In the forthcoming book “Four Battlegrounds: Power in the Age of Artificial Intelligence” by Paul Scharre, an excerpt from which was posted on Twitter by The Economist defense editor Shashank Joshi: The author tells an anecdote about a time when the US military used soldiers to refine the ability of an artificial intelligence system to detect people. After six days of training the algorithm by making soldiers walk, Scharre writes, engineers on the project flipped the script, pitting soldiers against the AI by placing the robot in the middle of a roundabout and tasking soldiers to approach without being hit. detected. .
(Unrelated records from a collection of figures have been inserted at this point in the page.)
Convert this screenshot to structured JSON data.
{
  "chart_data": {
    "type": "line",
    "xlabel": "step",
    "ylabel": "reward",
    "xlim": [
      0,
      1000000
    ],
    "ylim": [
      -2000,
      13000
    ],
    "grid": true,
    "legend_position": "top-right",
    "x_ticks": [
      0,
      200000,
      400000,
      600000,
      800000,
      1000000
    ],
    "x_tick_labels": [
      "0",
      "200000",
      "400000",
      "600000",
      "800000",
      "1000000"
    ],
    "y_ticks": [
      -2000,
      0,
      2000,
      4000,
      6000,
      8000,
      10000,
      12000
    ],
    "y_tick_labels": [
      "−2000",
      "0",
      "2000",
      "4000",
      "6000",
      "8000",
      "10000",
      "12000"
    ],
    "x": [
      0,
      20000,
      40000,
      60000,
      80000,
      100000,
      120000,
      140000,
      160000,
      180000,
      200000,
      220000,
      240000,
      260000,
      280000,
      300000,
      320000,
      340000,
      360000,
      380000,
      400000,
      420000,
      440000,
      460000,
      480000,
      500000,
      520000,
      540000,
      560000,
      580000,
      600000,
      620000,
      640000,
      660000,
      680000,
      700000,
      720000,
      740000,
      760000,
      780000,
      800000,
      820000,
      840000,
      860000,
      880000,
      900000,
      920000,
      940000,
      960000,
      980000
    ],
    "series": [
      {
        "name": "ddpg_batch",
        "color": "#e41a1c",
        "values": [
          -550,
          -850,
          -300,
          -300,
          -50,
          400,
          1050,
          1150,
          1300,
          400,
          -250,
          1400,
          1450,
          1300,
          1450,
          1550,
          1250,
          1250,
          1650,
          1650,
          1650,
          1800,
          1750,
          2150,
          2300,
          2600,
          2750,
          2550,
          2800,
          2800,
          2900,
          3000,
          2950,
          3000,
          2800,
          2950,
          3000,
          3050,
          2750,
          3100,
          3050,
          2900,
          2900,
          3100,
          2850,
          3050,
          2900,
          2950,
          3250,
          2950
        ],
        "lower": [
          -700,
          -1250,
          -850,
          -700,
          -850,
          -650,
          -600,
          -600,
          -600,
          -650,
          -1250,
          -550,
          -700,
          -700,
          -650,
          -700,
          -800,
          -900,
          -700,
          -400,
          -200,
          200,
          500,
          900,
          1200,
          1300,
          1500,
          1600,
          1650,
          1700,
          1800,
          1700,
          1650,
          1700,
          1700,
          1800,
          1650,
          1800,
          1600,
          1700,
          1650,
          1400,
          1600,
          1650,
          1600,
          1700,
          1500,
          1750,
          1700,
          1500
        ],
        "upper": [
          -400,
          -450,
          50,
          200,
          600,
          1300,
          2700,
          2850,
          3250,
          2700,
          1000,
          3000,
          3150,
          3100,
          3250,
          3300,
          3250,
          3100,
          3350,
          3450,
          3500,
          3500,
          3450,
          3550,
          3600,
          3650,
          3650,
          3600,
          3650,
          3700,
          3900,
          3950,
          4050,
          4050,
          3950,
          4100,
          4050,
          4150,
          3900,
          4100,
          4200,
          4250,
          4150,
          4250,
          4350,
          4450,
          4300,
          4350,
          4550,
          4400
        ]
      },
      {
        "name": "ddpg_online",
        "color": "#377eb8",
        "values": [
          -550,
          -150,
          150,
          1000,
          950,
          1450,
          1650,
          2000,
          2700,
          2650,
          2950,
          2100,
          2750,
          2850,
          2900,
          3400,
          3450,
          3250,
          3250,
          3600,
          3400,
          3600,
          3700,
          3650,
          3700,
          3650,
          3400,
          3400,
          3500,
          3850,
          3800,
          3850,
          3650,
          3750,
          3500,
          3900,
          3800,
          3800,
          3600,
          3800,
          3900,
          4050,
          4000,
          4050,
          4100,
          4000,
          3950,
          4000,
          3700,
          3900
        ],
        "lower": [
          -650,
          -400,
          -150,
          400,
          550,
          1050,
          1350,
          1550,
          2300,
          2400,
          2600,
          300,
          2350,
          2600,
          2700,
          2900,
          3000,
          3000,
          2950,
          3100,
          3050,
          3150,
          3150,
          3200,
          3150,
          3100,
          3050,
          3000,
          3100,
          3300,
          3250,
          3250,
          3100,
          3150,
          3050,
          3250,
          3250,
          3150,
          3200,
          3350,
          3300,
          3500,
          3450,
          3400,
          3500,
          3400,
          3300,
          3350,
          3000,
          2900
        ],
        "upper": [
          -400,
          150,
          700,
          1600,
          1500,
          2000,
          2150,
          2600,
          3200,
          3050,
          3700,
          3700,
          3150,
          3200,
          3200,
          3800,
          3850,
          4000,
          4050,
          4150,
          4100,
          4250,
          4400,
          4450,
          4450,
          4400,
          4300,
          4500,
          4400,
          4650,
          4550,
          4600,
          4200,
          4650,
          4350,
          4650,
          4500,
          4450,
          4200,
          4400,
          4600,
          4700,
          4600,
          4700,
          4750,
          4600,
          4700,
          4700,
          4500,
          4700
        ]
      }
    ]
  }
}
The robot was unable to detect any of the soldiers. To beat the AI, the participants chose to move not like normal human beings, but in ways that have more in common with cartoon or video game characters.
“Two did a 300-meter somersault; it was never detected,” Scharre writes, citing a source named Phil, who is not identified in Joshi’s excerpt from the book. “Two hid under a cardboard box. You could hear them laugh all the time.”
We are living Hideo Kojima’s dystopian nightmare. Can he save us?
Another field of soldiers stripped down a fir tree and then, you probably guessed it by now, pretended to be a fir tree.
Reading this anecdote, many Twitter users compared the cardboard box approach to the least sophisticated tool in “Metal Gear Solid” super-spy Solid Snake’s arsenal: a humble cardboard box, under which players can hide. to baffle foot soldiers and bipedal nuke tanks. similar. Add that to the list of things “Metal Gear Solid” director Hideo Kojima predicted. Meanwhile, if you’ve ever played a Dark Souls game, you’ve somersaulted over 1,000 feet.
The military has long used video games to train soldiers and market itself to young people, which is why it has come under intense scrutiny. In recent times, the US and countries like Israel have also started using games to upgrade AI systems. But for all their video game training, humans have more. If in doubt, just hide under a cardboard box.